SÃO PAULO/SP - As Eleições 2026 acontecerão no dia 4 de outubro, primeiro domingo do mês. Já se houver segundo turno, ele ocorrerá no último domingo do mesmo mês, 25 de outubro. Quem dita as regras dessa escolha é a Constituição de 1988, em seus artigos 28, 29, inciso II, e 77, que tratam das eleições para cargos municipais, estaduais e federais.
 

Em 2021, a redação do artigo 28 mudou com a Emenda Constitucional nº 111, causando a alteração da data de posse de governadores e vice-governadores do dia 1º de janeiro para o dia 6 do mesmo mês. A posse do presidente também foi modificada, passando do dia 1º para o 5 de janeiro. A mudança, que começa a ser aplicada nas próximas eleições, decorreu das dificuldades que os governadores tinham em prestigiar a posse do presidente, devido às datas coincidentes.
 

A redação antiga determinava que a eleição deveria ocorrer “noventa dias antes do término do mandato de seus antecessores”. Sendo o término do mandato no dia 1° de janeiro, a data para a realização das eleições corresponderia a 3 de outubro, data que já foi muito utilizada para as eleições presidenciais após a deposição de Vargas e antes do regime militar.

 

Eleições 2026

Primeiro turno

4/10/2025

Possível segundo turno

25/10/2025


Segundo turno

 

Já o segundo turno acontece em casos específicos. Primeiramente, o segundo turno só é uma opção em eleições para os cargos do Poder Executivo (Presidência, governo estadual e distrital e prefeituras), que ocorrem pelo sistema majoritário. No caso de eleições para presidente e governadores, as quais teremos neste ano, se for necessário um segundo turno, ele é realizado em todas as cidades do país, diferentemente das eleições municipais, em que o segundo turno só é possível em prefeituras com população de mais de 200 mil habitantes.

 

Nesses casos, no primeiro turno, vence o candidato que receber a maioria absoluta dos votos válidos, sem contar votos brancos e nulos. Por maioria absoluta, entende-se que o candidato recebeu mais da metade dos votos válidos mais um.

 

Caso isso não aconteça, a Justiça Eleitoral organiza um segundo turno, contando apenas com os dois candidatos mais votados.

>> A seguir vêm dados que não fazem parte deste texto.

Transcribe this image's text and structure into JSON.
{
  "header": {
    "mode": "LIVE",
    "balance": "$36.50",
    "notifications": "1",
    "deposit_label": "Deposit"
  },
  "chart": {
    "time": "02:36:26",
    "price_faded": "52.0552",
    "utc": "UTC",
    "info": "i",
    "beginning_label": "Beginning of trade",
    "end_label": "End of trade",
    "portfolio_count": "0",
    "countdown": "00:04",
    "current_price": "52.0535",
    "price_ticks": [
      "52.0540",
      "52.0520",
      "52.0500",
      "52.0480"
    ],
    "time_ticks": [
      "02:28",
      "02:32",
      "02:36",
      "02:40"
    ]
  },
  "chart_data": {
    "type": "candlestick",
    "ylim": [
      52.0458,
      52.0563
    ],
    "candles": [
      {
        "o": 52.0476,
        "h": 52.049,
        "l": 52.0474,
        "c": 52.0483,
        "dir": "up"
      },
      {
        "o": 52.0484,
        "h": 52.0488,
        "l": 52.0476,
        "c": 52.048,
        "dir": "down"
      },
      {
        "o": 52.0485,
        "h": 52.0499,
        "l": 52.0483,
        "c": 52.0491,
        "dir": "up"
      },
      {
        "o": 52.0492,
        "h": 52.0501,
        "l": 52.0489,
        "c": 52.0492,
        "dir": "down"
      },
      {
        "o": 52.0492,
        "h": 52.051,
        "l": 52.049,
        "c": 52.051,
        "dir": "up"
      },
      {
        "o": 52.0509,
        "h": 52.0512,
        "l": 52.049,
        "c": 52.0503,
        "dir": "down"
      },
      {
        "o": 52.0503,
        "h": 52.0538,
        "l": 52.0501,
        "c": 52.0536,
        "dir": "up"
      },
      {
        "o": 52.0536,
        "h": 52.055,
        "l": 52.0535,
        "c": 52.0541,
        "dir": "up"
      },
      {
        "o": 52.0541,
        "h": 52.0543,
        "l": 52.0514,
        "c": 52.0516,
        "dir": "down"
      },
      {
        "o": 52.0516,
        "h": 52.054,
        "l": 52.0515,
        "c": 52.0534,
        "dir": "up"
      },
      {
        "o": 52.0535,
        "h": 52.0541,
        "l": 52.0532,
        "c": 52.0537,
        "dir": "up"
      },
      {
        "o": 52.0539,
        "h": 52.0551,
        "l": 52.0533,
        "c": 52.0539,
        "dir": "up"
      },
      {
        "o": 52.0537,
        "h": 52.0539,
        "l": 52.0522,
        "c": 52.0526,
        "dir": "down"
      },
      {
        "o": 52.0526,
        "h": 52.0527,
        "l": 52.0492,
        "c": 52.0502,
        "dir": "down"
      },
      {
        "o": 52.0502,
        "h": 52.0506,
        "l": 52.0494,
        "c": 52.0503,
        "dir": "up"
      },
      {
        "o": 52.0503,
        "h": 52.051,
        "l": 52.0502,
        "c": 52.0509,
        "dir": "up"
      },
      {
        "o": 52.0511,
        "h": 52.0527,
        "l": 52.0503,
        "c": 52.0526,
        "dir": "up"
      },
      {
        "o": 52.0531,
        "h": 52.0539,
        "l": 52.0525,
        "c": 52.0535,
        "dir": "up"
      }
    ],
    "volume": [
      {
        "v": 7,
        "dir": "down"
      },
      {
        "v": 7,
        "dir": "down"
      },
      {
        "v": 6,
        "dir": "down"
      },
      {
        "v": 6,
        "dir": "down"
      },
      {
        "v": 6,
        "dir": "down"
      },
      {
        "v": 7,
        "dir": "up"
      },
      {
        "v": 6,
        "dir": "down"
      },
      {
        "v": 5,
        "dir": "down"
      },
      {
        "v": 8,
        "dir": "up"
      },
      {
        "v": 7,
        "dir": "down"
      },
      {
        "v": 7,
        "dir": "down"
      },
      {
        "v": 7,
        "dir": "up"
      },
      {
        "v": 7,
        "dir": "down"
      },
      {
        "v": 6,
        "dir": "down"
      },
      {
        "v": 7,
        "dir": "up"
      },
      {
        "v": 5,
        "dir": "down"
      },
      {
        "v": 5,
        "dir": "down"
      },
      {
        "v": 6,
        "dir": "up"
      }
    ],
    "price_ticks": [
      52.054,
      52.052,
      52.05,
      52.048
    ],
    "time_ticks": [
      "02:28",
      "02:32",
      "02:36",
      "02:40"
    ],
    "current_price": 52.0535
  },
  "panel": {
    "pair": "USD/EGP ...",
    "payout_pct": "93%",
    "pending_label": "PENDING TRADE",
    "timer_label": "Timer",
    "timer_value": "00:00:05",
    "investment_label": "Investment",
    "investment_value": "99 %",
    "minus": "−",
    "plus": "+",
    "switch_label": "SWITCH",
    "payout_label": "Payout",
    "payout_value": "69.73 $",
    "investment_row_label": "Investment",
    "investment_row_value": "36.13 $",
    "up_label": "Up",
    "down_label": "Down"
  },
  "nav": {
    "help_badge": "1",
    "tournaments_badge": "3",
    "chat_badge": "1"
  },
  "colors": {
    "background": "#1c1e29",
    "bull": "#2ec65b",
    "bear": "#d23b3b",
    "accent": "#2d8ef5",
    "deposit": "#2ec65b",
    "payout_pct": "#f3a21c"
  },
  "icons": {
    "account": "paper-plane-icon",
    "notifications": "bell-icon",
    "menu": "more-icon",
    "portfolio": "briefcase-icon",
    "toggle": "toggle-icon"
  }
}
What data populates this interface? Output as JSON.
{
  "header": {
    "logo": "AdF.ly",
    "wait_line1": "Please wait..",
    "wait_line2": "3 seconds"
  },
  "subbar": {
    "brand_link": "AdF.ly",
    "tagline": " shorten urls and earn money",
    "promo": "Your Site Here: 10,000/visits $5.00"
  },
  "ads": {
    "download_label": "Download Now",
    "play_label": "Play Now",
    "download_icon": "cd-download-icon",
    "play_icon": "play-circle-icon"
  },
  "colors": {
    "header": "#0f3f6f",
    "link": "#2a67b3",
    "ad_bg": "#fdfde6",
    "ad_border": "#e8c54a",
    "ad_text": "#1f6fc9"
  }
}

Com isso, aquele que obtiver a maioria dos votos válidos atingirá obrigatoriamente a maioria absoluta. Esse processo é determinado nos parágrafos 2º e 3º do artigo 77 da Carta Magna.

 

Cronologia das eleições
 

As eleições brasileiras nem sempre aconteceram no mês de outubro. Mesmo no primeiro pleito pós-redemocratização, o texto constitucional estabeleceu como data das eleições para presidente o dia 15 de novembro de 1989, coincidindo com a Proclamação da República. Para outros cargos, essa data já foi muito utilizada para a realização de eleições em anos anteriores à Constituição de 1988. Em 2020, em decorrência da pandemia da Covid-19, as eleições foram mais uma vez realizadas em 15 de novembro.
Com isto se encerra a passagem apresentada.